Les travailleuses domestiques veulent être protégées par la CSST

Les explications de Louis-Philippe Ouimet

Les travailleuses domestiques reviennent à la charge pour demander d'être protégées par la CSST en cas d'accident du travail, au même titre que l'ensemble des autres travailleurs.

La coalition La CSST pour les travailleuses et travailleurs domestiques presse la ministre du Travail du Québec, Lise Thériault, de revoir le projet de loi 110 qui a été abandonné après avoir été déposé le 4 juin dernier.

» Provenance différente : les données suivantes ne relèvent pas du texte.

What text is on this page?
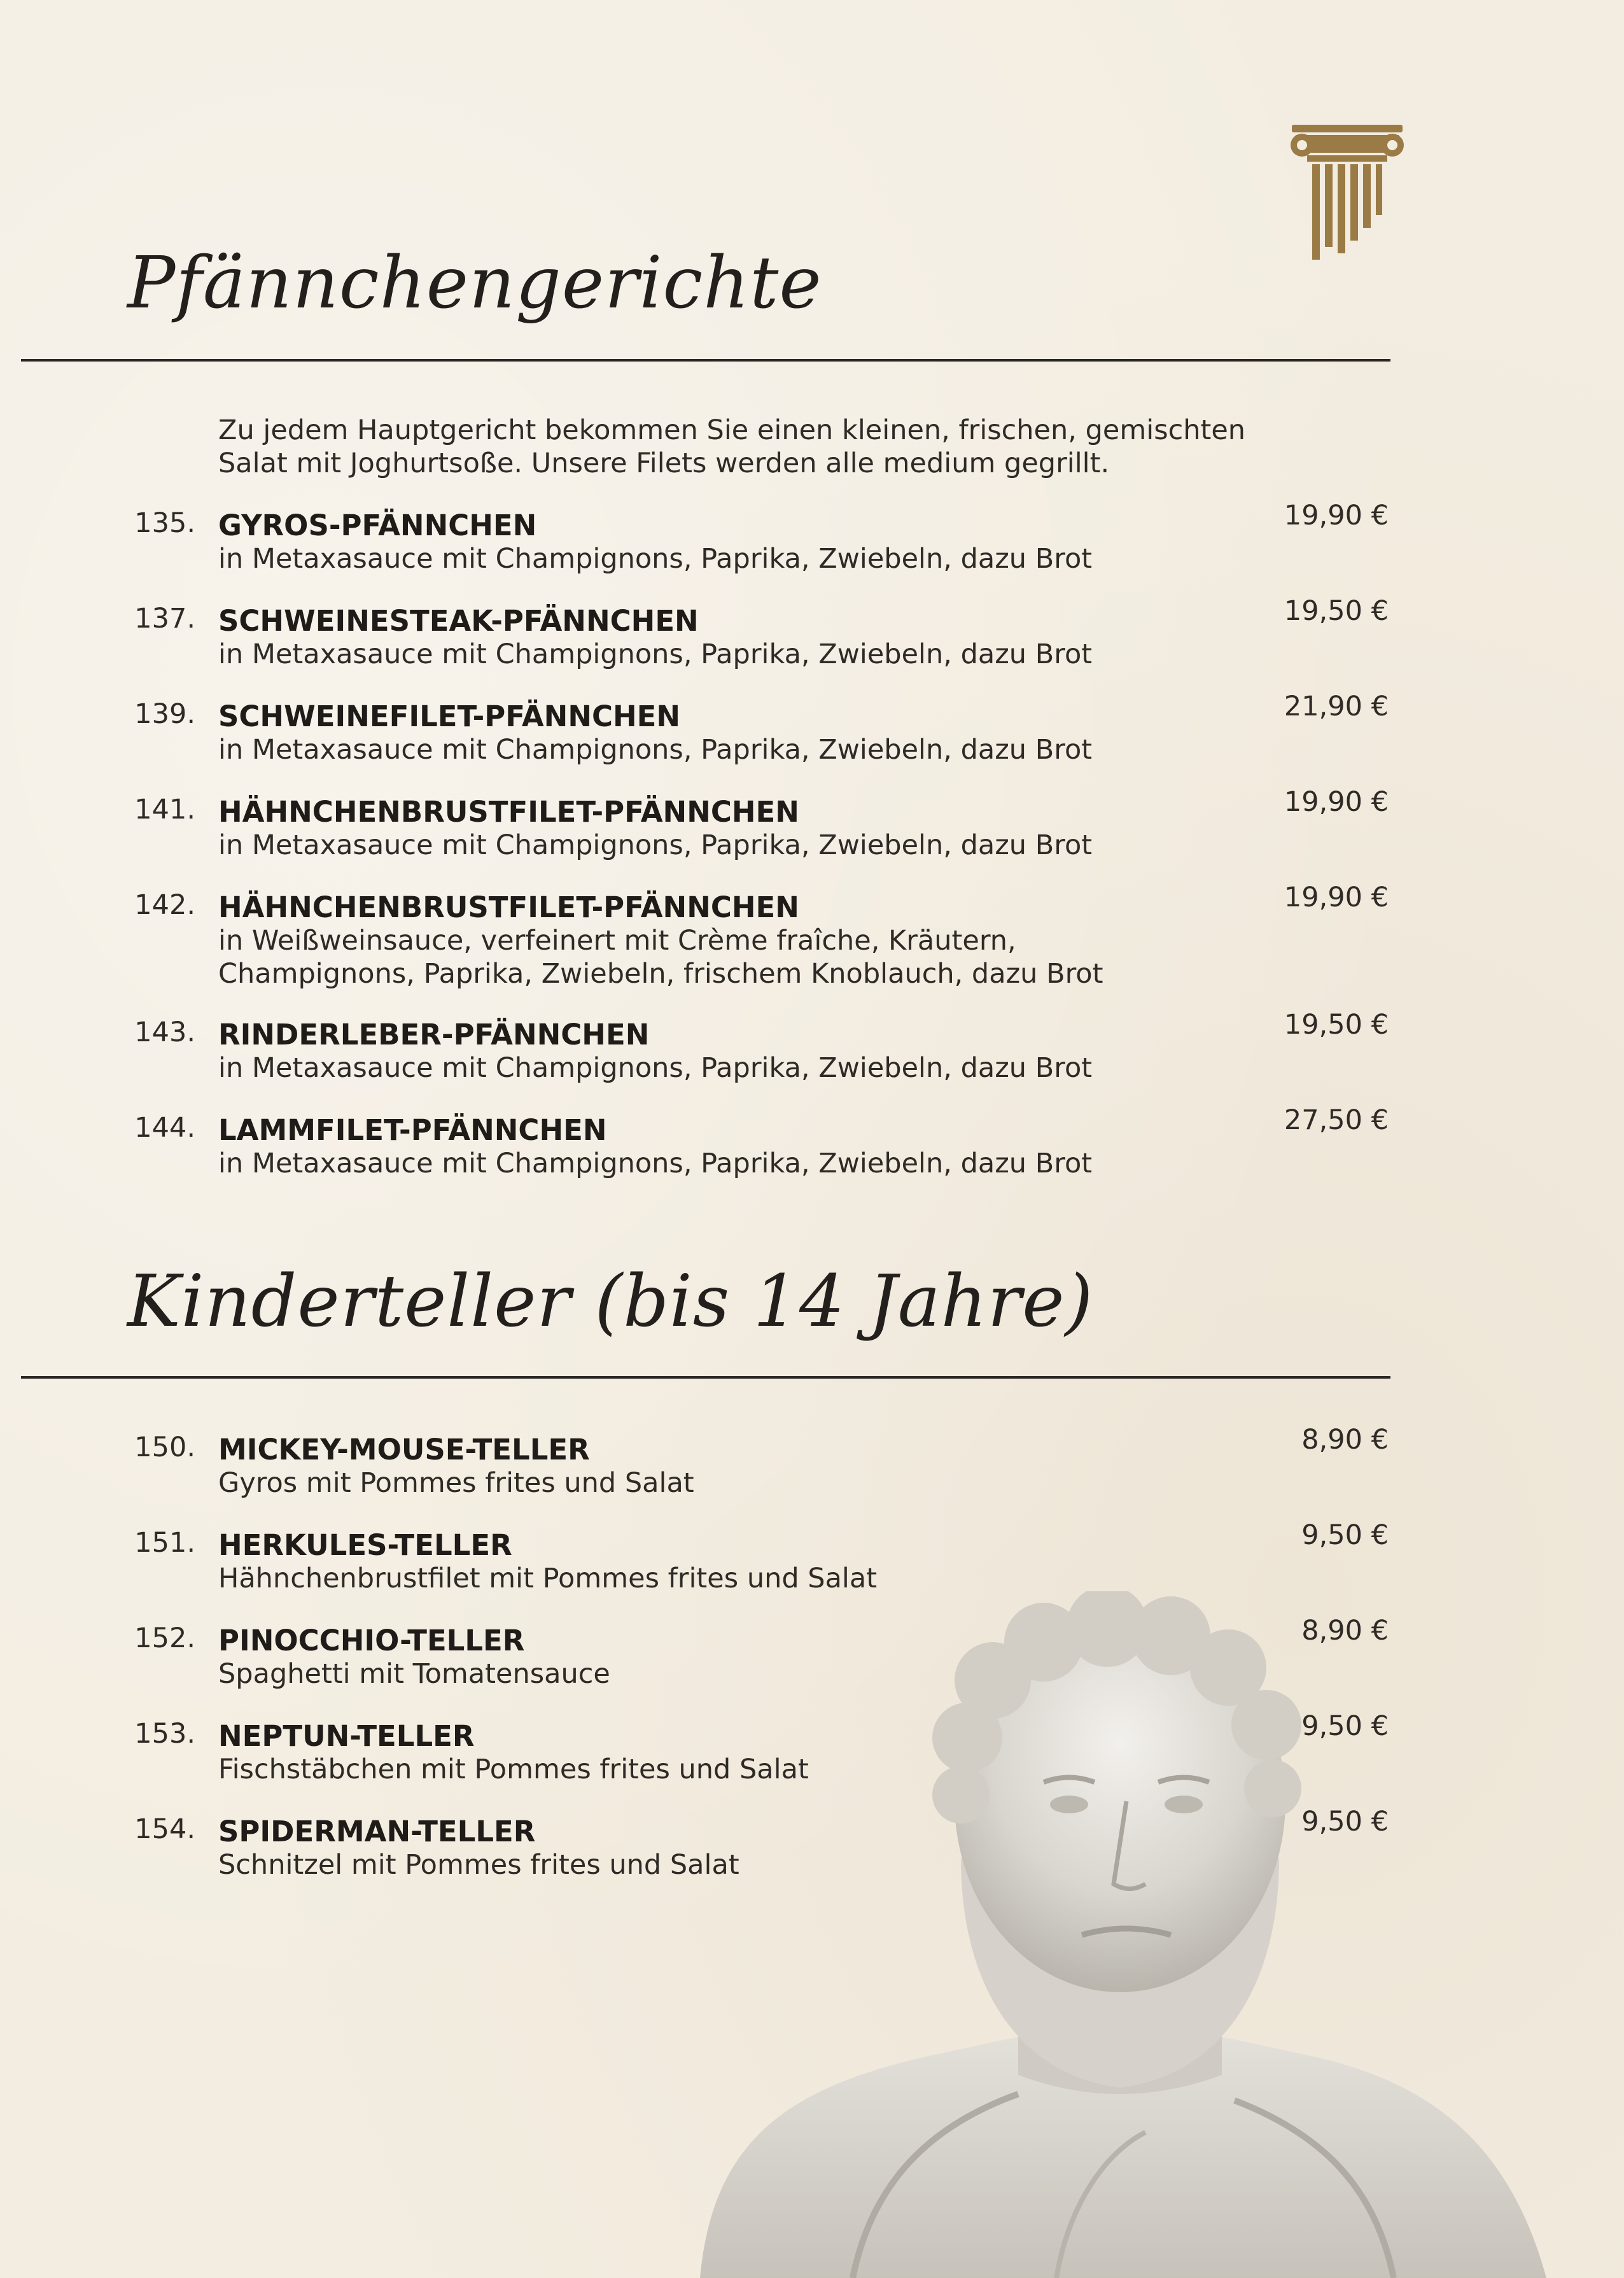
Pfännchengerichte
Zu jedem Hauptgericht bekommen Sie einen kleinen, frischen, gemischten Salat mit Joghurtsoße. Unsere Filets werden alle medium gegrillt.
135. GYROS-PFÄNNCHEN
in Metaxasauce mit Champignons, Paprika, Zwiebeln, dazu Brot
19,90 €
137. SCHWEINESTEAK-PFÄNNCHEN
in Metaxasauce mit Champignons, Paprika, Zwiebeln, dazu Brot
19,50 €
139. SCHWEINEFILET-PFÄNNCHEN
in Metaxasauce mit Champignons, Paprika, Zwiebeln, dazu Brot
21,90 €
141. HÄHNCHENBRUSTFILET-PFÄNNCHEN
in Metaxasauce mit Champignons, Paprika, Zwiebeln, dazu Brot
19,90 €
142. HÄHNCHENBRUSTFILET-PFÄNNCHEN
in Weißweinsauce, verfeinert mit Crème fraîche, Kräutern, Champignons, Paprika, Zwiebeln, frischem Knoblauch, dazu Brot
19,90 €
143. RINDERLEBER-PFÄNNCHEN
in Metaxasauce mit Champignons, Paprika, Zwiebeln, dazu Brot
19,50 €
144. LAMMFILET-PFÄNNCHEN
in Metaxasauce mit Champignons, Paprika, Zwiebeln, dazu Brot
27,50 €
Kinderteller (bis 14 Jahre)
150. MICKEY-MOUSE-TELLER
Gyros mit Pommes frites und Salat
8,90 €
151. HERKULES-TELLER
Hähnchenbrustfilet mit Pommes frites und Salat
9,50 €
152. PINOCCHIO-TELLER
Spaghetti mit Tomatensauce
8,90 €
153. NEPTUN-TELLER
Fischstäbchen mit Pommes frites und Salat
9,50 €
154. SPIDERMAN-TELLER
Schnitzel mit Pommes frites und Salat
9,50 €
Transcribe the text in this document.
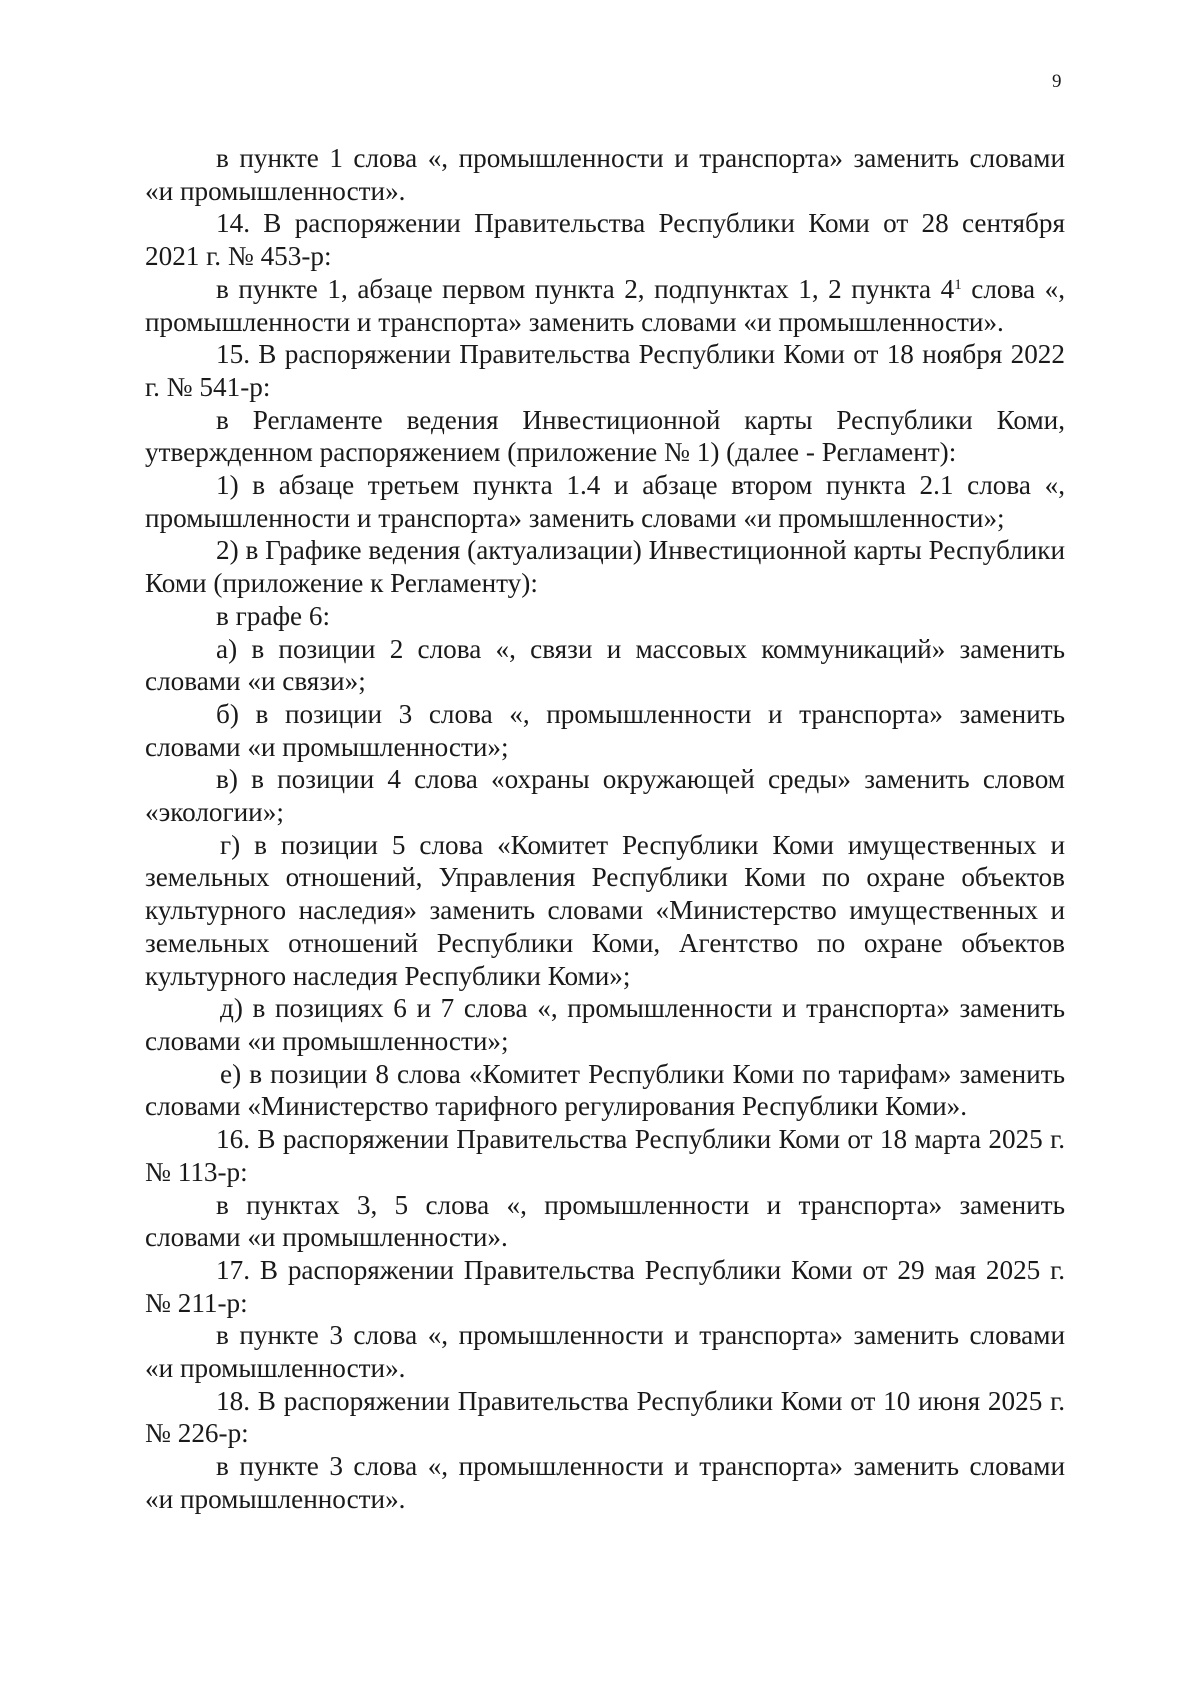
9

в пункте 1 слова «, промышленности и транспорта» заменить словами «и промышленности».

14. В распоряжении Правительства Республики Коми от 28 сентября 2021 г. № 453-р:

в пункте 1, абзаце первом пункта 2, подпунктах 1, 2 пункта $4^1$ слова «, промышленности и транспорта» заменить словами «и промышленности».

15. В распоряжении Правительства Республики Коми от 18 ноября 2022 г. № 541-р:

в Регламенте ведения Инвестиционной карты Республики Коми, утвержденном распоряжением (приложение № 1) (далее - Регламент):

1) в абзаце третьем пункта 1.4 и абзаце втором пункта 2.1 слова «, промышленности и транспорта» заменить словами «и промышленности»;

2) в Графике ведения (актуализации) Инвестиционной карты Республики Коми (приложение к Регламенту):

в графе 6:

а) в позиции 2 слова «, связи и массовых коммуникаций» заменить словами «и связи»;

б) в позиции 3 слова «, промышленности и транспорта» заменить словами «и промышленности»;

в) в позиции 4 слова «охраны окружающей среды» заменить словом «экологии»;

г) в позиции 5 слова «Комитет Республики Коми имущественных и земельных отношений, Управления Республики Коми по охране объектов культурного наследия» заменить словами «Министерство имущественных и земельных отношений Республики Коми, Агентство по охране объектов культурного наследия Республики Коми»;

д) в позициях 6 и 7 слова «, промышленности и транспорта» заменить словами «и промышленности»;

е) в позиции 8 слова «Комитет Республики Коми по тарифам» заменить словами «Министерство тарифного регулирования Республики Коми».

16. В распоряжении Правительства Республики Коми от 18 марта 2025 г. № 113-р:

в пунктах 3, 5 слова «, промышленности и транспорта» заменить словами «и промышленности».

17. В распоряжении Правительства Республики Коми от 29 мая 2025 г. № 211-р:

в пункте 3 слова «, промышленности и транспорта» заменить словами «и промышленности».

18. В распоряжении Правительства Республики Коми от 10 июня 2025 г. № 226-р:

в пункте 3 слова «, промышленности и транспорта» заменить словами «и промышленности».
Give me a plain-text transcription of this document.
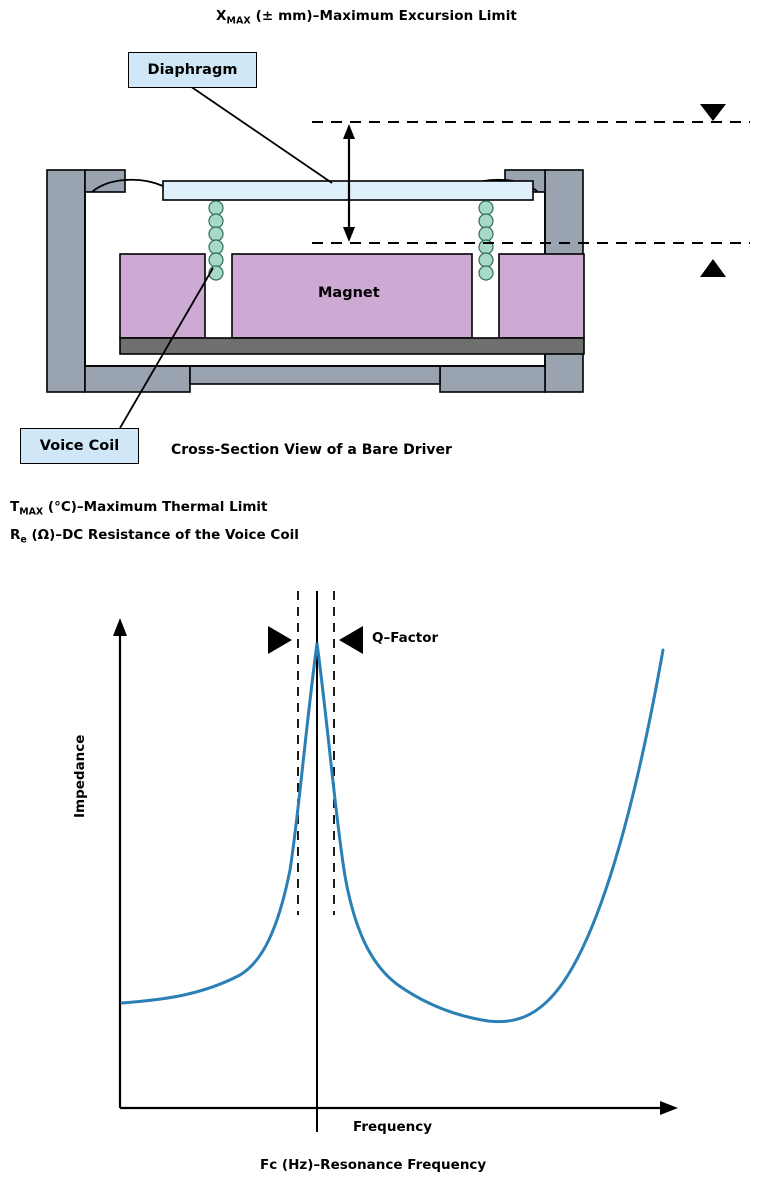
$X_{MAX}$ (± mm)–Maximum Excursion Limit
Diaphragm
Voice Coil
Magnet
Cross-Section View of a Bare Driver
$T_{MAX}$ (°C)–Maximum Thermal Limit
$R_e$ (Ω)–DC Resistance of the Voice Coil
Q–Factor
Impedance
Frequency
Fc (Hz)–Resonance Frequency
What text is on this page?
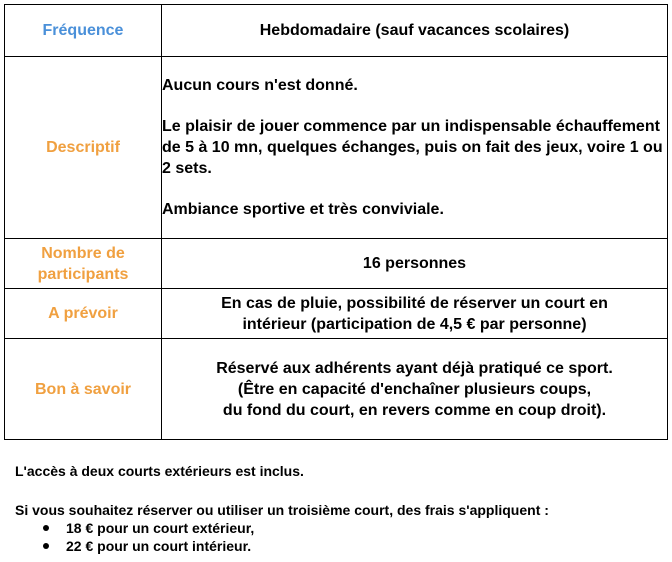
Fréquence	Hebdomadaire (sauf vacances scolaires)
Descriptif	Aucun cours n'est donné.

Le plaisir de jouer commence par un indispensable échauffement de 5 à 10 mn, quelques échanges, puis on fait des jeux, voire 1 ou 2 sets.

Ambiance sportive et très conviviale.

Nombre de participants	16 personnes
A prévoir	En cas de pluie, possibilité de réserver un court en
intérieur (participation de 4,5 € par personne)

Bon à savoir	Réservé aux adhérents ayant déjà pratiqué ce sport.
(Être en capacité d'enchaîner plusieurs coups,
du fond du court, en revers comme en coup droit).

L'accès à deux courts extérieurs est inclus.

Si vous souhaitez réserver ou utiliser un troisième court, des frais s'appliquent :

18 € pour un court extérieur,
22 € pour un court intérieur.
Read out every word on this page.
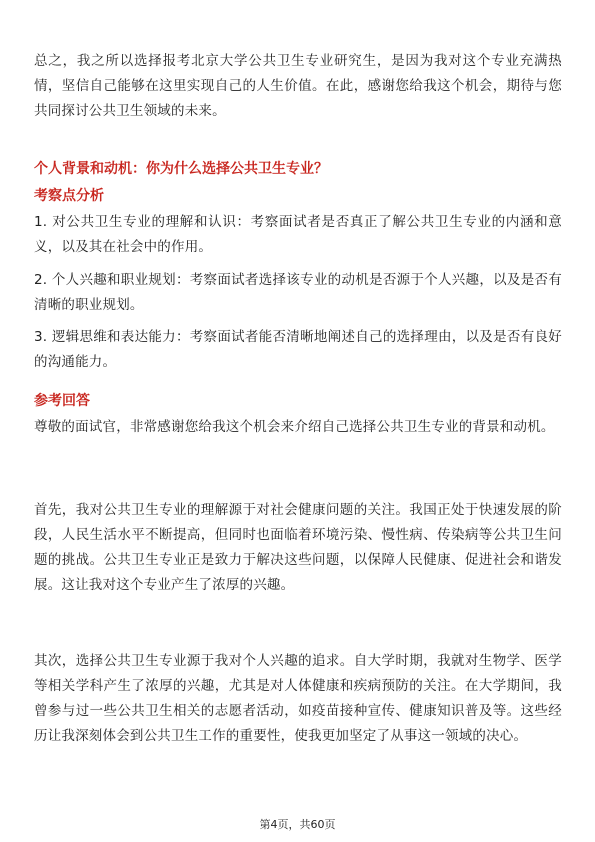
总之，我之所以选择报考北京大学公共卫生专业研究生，是因为我对这个专业充满热情，坚信自己能够在这里实现自己的人生价值。在此，感谢您给我这个机会，期待与您共同探讨公共卫生领域的未来。

个人背景和动机：你为什么选择公共卫生专业？
考察点分析

1. 对公共卫生专业的理解和认识：考察面试者是否真正了解公共卫生专业的内涵和意义，以及其在社会中的作用。

2. 个人兴趣和职业规划：考察面试者选择该专业的动机是否源于个人兴趣，以及是否有清晰的职业规划。

3. 逻辑思维和表达能力：考察面试者能否清晰地阐述自己的选择理由，以及是否有良好的沟通能力。

参考回答

尊敬的面试官，非常感谢您给我这个机会来介绍自己选择公共卫生专业的背景和动机。

首先，我对公共卫生专业的理解源于对社会健康问题的关注。我国正处于快速发展的阶段，人民生活水平不断提高，但同时也面临着环境污染、慢性病、传染病等公共卫生问题的挑战。公共卫生专业正是致力于解决这些问题，以保障人民健康、促进社会和谐发展。这让我对这个专业产生了浓厚的兴趣。

其次，选择公共卫生专业源于我对个人兴趣的追求。自大学时期，我就对生物学、医学等相关学科产生了浓厚的兴趣，尤其是对人体健康和疾病预防的关注。在大学期间，我曾参与过一些公共卫生相关的志愿者活动，如疫苗接种宣传、健康知识普及等。这些经历让我深刻体会到公共卫生工作的重要性，使我更加坚定了从事这一领域的决心。

第4页，共60页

Ce projet de loi résultait d'un avis rendu en décembre 2008 par la Commission des droits de la personne qui avait jugé discriminatoire l'exclusion des travailleuses domestiques de la Loi sur les accidents du travail et des maladies professionnelles.

Selon le projet de loi 110, pour obtenir la protection de la CSST, une travailleuse aurait dû travailler chez le même employeur sur une base régulière et au moins 24 heures par semaine. Selon la coalition, ces conditions peuvent donner lieu à plusieurs injustices.

Un particulier aurait pu, par exemple, engager deux aides-domestiques à raison de 20 heures par semaine chacune pour éviter de payer les cotisations et aucune travailleuse n'aurait été couverte.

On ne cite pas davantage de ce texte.